Thanks for reviewing that, turning back on it I've seen that the step 5 of "Initial setup" should be the step 1 of "Working on the code" (bad rewrite, I'm going to take care of that right after I wrote this post :P )

First of all, I use pull with the rebasing option to keep my work on top of what the others already pushed until there's no issues for my local merges.

Regarding the working on code section. I think I see where some of the confusion comes from on the rebase thing. If, when you wanted to work on code, people just did either a pull (or a fetch + merge) on develop into their develop branch first. Then made their branch, they could skip that rebase step, which IMO is a positive thing especially when you are starting out...

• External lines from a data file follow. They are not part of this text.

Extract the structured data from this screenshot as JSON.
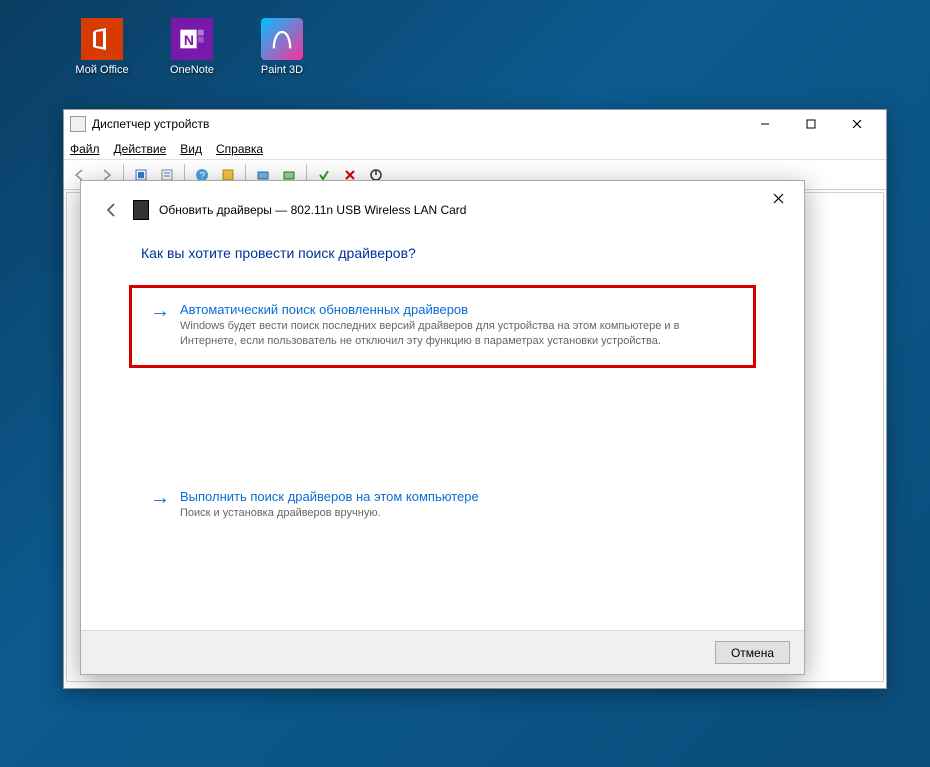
{
  "desktop": {
    "icons": [
      {
        "label": "Мой Office",
        "glyph": "O"
      },
      {
        "label": "OneNote",
        "glyph": "N"
      },
      {
        "label": "Paint 3D",
        "glyph": ""
      }
    ]
  },
  "device_manager": {
    "title": "Диспетчер устройств",
    "menu": {
      "file": "Файл",
      "action": "Действие",
      "view": "Вид",
      "help": "Справка"
    },
    "toolbar_icons": [
      "back-icon",
      "forward-icon",
      "show-hidden-icon",
      "properties-icon",
      "help-icon",
      "help2-icon",
      "scan-hardware-icon",
      "enable-icon",
      "disable-icon",
      "uninstall-icon"
    ]
  },
  "wizard": {
    "title_prefix": "Обновить драйверы — ",
    "device_name": "802.11n USB Wireless LAN Card",
    "question": "Как вы хотите провести поиск драйверов?",
    "option_auto": {
      "title": "Автоматический поиск обновленных драйверов",
      "desc": "Windows будет вести поиск последних версий драйверов для устройства на этом компьютере и в Интернете, если пользователь не отключил эту функцию в параметрах установки устройства."
    },
    "option_manual": {
      "title": "Выполнить поиск драйверов на этом компьютере",
      "desc": "Поиск и установка драйверов вручную."
    },
    "cancel": "Отмена"
  }
}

Yes, it might have been an option but I preferred to rebase to make people to get the habit of getting the others' commits before starting a working session, making the eventual conflicts resolved first.

Regarding Step 2. So, this is sounding a little SVNish. Its not wrong by any means, but usually when people work with git, they are checking in a lot. So, I basically do it anytime I make any viable change.. so, step 2 and 3 repeat a lot for me.

How would you have write it so ?

Regarding step 4, and I am sorry I didn't follow this earlier, is there a reason we are so concerned with rebasing right now?

I generaly do a "pull --rebase" + "git merge --no-ff" + "push" in the same stream to avoid "git rebase -p", which, in case of conflict would make me create an extra commit in more than the merge commit for the same feature/bugfix, with "rebasing first" solution, I can resolve the conflict, rebase again and then have a merge up to date relative to the main stream.

On Step 5, any particular reason we are using non-fast forward?

Yep, not every branches will be remote, most of the time, they're going to stay local, so, the merge commit allow to have a distinct line on the graph history log.

Step 8 is optional if you wish, but I usually keep my branches around so I can visit changes again in the future in isolation.

Good point, it has to be mentioned !

Thanks,
-Fred

-----Message d'origine----- From: Michael A. Labriola
Sent: Saturday, March 23, 2013 6:20 PM
To: dev@flex.apache.org
Subject: RE: [Git/Wiki] please review the proposed workflow and comment

I just a bit updated the git wiki [1], can you review it pls ?

- Answered some the FAQs
- Added Git configuration info
- Added the case where time has elapsed between the merge and the push + some more details.

Hi guys,

A couple of things. I might have missed the reason why, but it seems like there is a perforce tool coded into the sample gitconfig. Reason?

Regarding the working on code section. I think I see where some of the confusion comes from on the rebase thing. If, when you wanted to work on code, people just did either a pull (or a fetch + merge) on develop into their develop branch first. Then made their branch, they could skip that rebase step, which IMO is a positive thing especially when you are starting out...

Regarding Step 2. So, this is sounding a little SVNish. Its not wrong by any means, but usually when people work with git, they are checking in a lot. So, I basically do it anytime I make any viable change.. so, step 2 and 3 repeat a lot for me.

Regarding step 4, and I am sorry I didn't follow this earlier, is there a reason we are so concerned with rebasing right now?

On Step 5, any particular reason we are using non-fast forward?

Step 8 is optional if you wish, but I usually keep my branches around so I can visit changes again in the future in isolation.

I will review the FAQ in another hour or so.